Let me go through each in turn.
#1 Gamifying Marketing
Using Foursquare as an example, companies can make use of six strategies to acquire customers:
- Incorporate surprise and delight;
- Gamify their brands (think Nike+ and FuelBand for Nike);
- Make it Fun;
- Encourage virality and word-of-mouth;
- Be Social to the Core (think social sharing on Facebook, Twitter and others); and
- Leverage on storytelling (case in point: the awesome Dark Knight game).
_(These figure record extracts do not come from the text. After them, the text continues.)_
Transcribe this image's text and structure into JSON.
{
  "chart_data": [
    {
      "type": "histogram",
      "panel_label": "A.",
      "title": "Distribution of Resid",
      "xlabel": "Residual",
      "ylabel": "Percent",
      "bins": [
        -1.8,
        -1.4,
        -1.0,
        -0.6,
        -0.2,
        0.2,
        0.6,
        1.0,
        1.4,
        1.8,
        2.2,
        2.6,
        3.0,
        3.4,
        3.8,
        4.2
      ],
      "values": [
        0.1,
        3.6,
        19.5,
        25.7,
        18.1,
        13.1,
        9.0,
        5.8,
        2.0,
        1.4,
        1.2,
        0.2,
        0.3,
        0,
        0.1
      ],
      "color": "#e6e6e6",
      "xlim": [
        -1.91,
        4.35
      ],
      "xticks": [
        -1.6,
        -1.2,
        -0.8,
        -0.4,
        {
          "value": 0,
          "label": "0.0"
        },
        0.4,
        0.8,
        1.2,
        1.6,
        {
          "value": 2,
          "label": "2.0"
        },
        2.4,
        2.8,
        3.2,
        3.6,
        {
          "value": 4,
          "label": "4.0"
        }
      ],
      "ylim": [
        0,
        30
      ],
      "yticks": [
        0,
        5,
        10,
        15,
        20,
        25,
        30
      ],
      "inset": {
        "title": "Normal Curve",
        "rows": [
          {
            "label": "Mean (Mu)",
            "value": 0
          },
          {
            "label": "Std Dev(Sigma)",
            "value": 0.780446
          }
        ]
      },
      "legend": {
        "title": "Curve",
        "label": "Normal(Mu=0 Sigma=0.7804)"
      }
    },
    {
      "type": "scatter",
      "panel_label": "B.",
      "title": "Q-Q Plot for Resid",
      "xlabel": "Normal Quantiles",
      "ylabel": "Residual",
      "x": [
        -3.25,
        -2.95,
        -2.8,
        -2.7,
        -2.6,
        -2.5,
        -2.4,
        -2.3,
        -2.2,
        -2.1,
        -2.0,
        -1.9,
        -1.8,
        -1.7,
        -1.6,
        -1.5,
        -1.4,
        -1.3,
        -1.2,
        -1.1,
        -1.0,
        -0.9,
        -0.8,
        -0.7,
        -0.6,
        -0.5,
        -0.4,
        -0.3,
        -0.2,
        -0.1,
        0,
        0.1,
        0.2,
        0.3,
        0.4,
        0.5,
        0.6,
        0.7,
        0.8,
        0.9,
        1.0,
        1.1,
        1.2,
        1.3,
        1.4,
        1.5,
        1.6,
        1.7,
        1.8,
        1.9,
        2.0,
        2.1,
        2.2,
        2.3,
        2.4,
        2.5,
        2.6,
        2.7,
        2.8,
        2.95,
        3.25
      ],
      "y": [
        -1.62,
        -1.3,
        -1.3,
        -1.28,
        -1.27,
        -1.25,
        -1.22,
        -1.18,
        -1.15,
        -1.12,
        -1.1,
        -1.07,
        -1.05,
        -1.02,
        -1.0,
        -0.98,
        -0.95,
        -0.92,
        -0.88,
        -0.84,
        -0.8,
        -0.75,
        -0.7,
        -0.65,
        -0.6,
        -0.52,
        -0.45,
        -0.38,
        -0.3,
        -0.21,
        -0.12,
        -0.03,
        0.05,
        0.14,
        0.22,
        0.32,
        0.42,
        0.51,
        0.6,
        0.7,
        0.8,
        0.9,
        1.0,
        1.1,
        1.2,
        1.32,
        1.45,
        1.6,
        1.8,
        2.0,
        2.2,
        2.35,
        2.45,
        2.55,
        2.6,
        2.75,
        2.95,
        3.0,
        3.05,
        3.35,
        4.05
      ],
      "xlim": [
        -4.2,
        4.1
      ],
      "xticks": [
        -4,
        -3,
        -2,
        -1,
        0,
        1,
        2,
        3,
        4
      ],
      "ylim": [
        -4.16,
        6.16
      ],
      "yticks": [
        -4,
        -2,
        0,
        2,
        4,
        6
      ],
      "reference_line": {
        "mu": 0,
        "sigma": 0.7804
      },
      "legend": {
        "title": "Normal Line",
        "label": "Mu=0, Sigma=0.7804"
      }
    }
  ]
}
#2 Strengthening Loyalty and Engagement
Here, the authors propose using an engagement or viral loop with 4 elements:
- A motivating emotion;
- A social call to action;
- User-reengagement; and
- Visible progress/rewards.
Beyond these, organisations should keep their content fresh, use meaningful incentives, design the games to allow personal mastery, create continuous learning opportunities and monetize loyalty.
#3 Crowdsourcing
Last but certainly not least, companies can consider leveraging on the game mechanics of crowdsourcing to reduce costs, improve quality, strengthen innovation, and drive new product development.
Ready To Play?
Overall, The Gamification Revolution is a good introduction to the myriad possibilities of game mechanics. While it isn’t as prescriptive as some of the other books I’ve read on innovation and creativity, it does expand one’s vistas on the possible applications of gaming in business.
Of all the sections and topics covered, I found the sections on employee management the most insightful. In an age beset by rampant employee dissatisfaction and sky high turnover, companies may wish to take a leaf from organisations like Google, Apple, Facebook and many others featured in the book. By using gamification strategies, these sterling organisations have become choice employers able to attract, motivate and retain the brightest talents in the market.
Brief yet full of data. This would be like a road map for part of my startup.